I left her in charge and went to the printer’s and told Simon Race that John and Nat had been taken. We stood talking with the works empty around us, the press silent.
“We must close the works down with the three of them gone,” said Simon. “I can’t run it alone.”
“I could help thee.”
He shook his head. “No. We’d need John, for the press. Besides, there’s not much work coming in now from the town. I think people are nervous of being seen here.”
He looked anxious, and I realized he had a child to support, and that if Mary’s income dwindled she might have to let him go; and me too. Mary had given me my second month’s pay early, knowing she might be arrested, and I had the weighty crown coin wrapped in a handkerchief and tucked under my mattress in the bed upstairs, where I hadn’t slept for a week. It was time I went home, I thought, and found out how things were with my parents, and gave them the money. I needed none of it, for I still had spending money left from the two shillings I’d kept from my first pay.

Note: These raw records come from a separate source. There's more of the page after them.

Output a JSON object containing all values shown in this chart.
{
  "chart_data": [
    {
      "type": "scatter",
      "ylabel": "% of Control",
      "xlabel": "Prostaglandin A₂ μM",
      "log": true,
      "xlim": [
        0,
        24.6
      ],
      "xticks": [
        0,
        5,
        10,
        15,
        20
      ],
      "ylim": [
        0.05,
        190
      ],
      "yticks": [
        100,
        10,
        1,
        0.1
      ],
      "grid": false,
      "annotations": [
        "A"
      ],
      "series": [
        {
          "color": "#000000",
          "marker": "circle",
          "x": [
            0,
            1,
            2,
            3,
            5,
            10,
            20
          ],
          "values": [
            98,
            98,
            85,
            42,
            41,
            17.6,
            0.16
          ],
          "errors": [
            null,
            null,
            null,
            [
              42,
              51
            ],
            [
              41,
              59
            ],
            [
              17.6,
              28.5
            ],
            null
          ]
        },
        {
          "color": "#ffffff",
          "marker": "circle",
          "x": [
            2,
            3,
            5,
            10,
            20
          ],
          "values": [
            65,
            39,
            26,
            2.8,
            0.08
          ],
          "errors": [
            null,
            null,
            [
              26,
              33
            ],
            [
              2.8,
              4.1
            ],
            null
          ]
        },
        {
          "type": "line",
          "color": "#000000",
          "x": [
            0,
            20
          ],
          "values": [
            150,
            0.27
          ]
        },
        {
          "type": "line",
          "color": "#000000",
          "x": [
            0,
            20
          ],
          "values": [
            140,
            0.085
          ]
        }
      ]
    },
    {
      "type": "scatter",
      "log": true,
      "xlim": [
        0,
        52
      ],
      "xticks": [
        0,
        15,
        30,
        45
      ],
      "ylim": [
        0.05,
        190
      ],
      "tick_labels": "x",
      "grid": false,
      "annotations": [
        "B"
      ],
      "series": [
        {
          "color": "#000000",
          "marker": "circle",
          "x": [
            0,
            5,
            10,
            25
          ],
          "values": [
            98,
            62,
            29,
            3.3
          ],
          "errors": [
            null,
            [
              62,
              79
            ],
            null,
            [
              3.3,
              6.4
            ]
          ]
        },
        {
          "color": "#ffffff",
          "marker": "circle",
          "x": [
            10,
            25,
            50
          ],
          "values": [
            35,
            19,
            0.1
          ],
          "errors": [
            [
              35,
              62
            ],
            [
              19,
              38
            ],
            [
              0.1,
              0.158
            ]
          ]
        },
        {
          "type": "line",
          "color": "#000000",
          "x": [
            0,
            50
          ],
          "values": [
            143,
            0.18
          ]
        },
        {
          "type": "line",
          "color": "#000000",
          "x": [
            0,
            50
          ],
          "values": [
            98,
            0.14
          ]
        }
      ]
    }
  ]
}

That night I lay alone in the bed I had shared with Judith. Abigail slept near by, and her brothers in the next room. But Judith was gone, and Nat; and Will – I dared not think about Will. I missed Mary, and wished I had her there to counsel me. But one thing I saw clearly: if we were to keep the meeting alive during this time of trouble it must be the children who kept faith. And I was the eldest. I must be the one to lead them.
William
M
y father and I returned from Welshpool on Monday, having travelled most of the day. We had not got on well. He had kept me in the background during his business transactions, no doubt fearful that I would disgrace him as I had done with John Rhys. I was angry at being removed from Hemsbury and only spoke when spoken to. And although I was attentive to his commands, he complained that I was sullen.
It was late when we reached home, and both of us were hungry. I knew the servants would have a cold meal prepared that could be put on the table quickly, but I didn’t want to wait. Ned came out to take the horses and help unload our packages, and while my father was engaged with him, I said, “I must go out. I shall not be long,” and was out of the courtyard and into the street before he could argue.
I went straight to the Mintons’ shop. Hester opened the door, and called Susanna, who came running. We flew into each other’s arms.
“What news, love?” I asked.
“They are all taken,” she told me. “Nat, Judith, John Pardoe, John and Isobel of the Seven Stars… All came before the mayor today and were sent to join the others in prison. They await trial at the sessions.”
“It’s finished, then? The meeting is closed down?”
“Only if we allow it. The children are free. We plan to keep the meeting. Will thou come? Say yes. I need thee there.”
“And shall have me.” I held her close. We would stand together as witnesses to the truth. “But with John and Isobel taken, how can we use the Seven Stars?”
“I have a key. And if they prevent us, we’ll meet outside. The meeting is not illegal unless more than five people are over sixteen.”
That pleased me. That would answer my father.
Before I went home I walked for a while around the streets to get my courage up. I knew there could be no compromise with my father now. When I arrived back at the house I was trembling, keyed up for the conflict I knew must come.
Meriel met me in the hall. “Supper’s ready, sir.”
I thanked her, wondering if she could see how tense I was.
With my hat on, I made my way to the dining room. My heart was beating fast. Anne and our stepmother were just going in, and my father, also wearing his hat, was already there, about to take his place at the head of the table.
Anne looked up at me and whispered, “Will, your hat…” and then I saw her eyes widen in alarm as she realized what I was about to do.